KONUYU HALA ANLAMAMIŞIZ

Deprem tecrübelerinin yıkıcı sonuçları ve yapılan deprem öngörülerinin artması bizi depreme karşı önlem almaya itiyor ya da sel olaylarının can kayıplarına neden olması bizi havza yönetimini hayata geçirmeye teşvik ediyorsa hala afet konusunu anlamadığımızı söyleyebilirim. Sadece depremi ya da seli olası afet olarak düşünürsek, ciddi bir yanılgıya düşmüş oluruz. Dünya ve tabii ki Türkiye’de yaşanma ihtimali olan doğal ya da insan kaynaklı 30’u aşkın afet türü bulunuyor. Buzlanma, kar yükü, çığ, dolu, yıldırım, hortum, aşırı soğuk ve aşırı sıcak hava dalgaları, hortum, heyelan, fırtına... Eğer kentsel dönüşümle yeniden inşa edilen tüm yapılar bu riskler göz ardı edilerek sadece depreme uygun olarak yapılırsa bu da yeterli gelmeyecek, yine pek çok kayıp yaşanacaktır.

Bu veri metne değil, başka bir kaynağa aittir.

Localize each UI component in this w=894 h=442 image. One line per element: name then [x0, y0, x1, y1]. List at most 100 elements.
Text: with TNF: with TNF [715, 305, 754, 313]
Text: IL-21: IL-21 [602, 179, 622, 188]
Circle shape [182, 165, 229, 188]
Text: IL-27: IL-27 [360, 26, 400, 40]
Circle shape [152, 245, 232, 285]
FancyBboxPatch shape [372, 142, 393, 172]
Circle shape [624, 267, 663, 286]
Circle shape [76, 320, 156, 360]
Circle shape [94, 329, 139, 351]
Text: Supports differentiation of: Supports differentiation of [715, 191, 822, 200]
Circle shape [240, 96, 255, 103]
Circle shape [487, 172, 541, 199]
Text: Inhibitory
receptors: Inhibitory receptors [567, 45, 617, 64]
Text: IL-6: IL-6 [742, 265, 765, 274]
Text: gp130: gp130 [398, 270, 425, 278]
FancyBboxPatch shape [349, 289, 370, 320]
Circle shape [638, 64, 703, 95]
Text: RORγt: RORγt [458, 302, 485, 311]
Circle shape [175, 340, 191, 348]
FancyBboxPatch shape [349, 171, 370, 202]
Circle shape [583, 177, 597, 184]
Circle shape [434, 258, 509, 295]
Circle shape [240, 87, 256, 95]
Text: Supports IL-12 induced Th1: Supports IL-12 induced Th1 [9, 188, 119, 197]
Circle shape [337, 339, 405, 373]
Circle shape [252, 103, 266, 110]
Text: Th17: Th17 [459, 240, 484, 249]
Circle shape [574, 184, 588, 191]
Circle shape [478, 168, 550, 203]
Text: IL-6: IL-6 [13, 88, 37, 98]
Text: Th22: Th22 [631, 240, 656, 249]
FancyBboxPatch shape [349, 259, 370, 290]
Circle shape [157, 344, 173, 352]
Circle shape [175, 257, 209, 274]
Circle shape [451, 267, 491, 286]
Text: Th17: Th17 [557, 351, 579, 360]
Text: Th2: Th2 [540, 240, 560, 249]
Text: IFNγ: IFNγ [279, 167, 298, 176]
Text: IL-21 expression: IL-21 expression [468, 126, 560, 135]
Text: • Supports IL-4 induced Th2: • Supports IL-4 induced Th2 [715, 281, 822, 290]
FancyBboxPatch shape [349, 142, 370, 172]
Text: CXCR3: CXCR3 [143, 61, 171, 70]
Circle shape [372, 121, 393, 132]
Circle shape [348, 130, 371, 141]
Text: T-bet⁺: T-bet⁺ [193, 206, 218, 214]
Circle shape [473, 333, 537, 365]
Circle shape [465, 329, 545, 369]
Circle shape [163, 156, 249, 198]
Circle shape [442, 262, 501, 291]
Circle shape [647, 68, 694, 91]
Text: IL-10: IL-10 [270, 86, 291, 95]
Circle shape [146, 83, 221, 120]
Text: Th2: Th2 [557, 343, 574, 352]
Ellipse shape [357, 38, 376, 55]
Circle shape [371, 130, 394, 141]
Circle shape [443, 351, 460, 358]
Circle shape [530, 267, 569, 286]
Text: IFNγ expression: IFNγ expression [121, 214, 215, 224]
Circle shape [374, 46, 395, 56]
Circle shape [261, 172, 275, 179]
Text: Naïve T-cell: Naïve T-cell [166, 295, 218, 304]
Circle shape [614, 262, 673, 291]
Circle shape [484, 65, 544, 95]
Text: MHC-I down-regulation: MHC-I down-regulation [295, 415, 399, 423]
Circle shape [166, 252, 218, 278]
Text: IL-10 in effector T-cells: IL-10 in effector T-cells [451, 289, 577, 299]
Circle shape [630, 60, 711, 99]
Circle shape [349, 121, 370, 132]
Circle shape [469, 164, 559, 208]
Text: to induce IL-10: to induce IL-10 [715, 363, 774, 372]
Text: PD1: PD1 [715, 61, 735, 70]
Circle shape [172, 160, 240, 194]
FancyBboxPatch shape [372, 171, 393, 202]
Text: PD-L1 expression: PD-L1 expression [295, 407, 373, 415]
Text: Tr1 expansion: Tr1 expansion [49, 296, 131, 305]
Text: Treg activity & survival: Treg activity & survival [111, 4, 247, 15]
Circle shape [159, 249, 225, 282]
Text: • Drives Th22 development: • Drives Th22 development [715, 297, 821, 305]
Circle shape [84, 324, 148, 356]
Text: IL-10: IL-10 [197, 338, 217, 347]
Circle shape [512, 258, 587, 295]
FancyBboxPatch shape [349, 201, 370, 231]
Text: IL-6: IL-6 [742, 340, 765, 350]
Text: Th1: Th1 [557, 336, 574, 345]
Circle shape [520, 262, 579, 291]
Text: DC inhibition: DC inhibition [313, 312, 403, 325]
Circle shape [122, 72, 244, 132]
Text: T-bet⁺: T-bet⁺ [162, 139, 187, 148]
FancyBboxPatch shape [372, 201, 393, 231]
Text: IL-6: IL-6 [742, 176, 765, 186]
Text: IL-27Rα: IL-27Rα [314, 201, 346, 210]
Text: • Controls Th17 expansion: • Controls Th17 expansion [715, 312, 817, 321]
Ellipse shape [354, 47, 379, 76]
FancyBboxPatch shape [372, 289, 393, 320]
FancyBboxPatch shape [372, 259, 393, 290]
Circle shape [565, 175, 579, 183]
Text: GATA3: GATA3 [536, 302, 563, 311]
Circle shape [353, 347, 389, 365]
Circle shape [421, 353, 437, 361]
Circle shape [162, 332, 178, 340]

Kentsel dönüşümle yenilenme ve uluslararası standartların gözetildiği su politikası Türkiye için çok doğru adımlar olsa da tüm afet türlerinde oluşabilecek risklerin tamamına karşı önlem alındığında ancak tam anlamıyla tedbirli hale gelebiliriz, aksi halde iklim değişimiyle değişen ve şiddetlenen hava olayları karşısında dönüşüm de yarım kalabilir.

SU HER BAHAR AZALIYOR

Barajlardaki suyun doluluk oranı, sanılanın aksine en çok yazın değil, sonbahar ve ilkbahar mevsiminde... Çünkü hava ve suyun sıcaklık farkının en yüksek olduğu dönem bahar ayları. Dolayısıyla buharlaşma da bahar aylarında en fazla.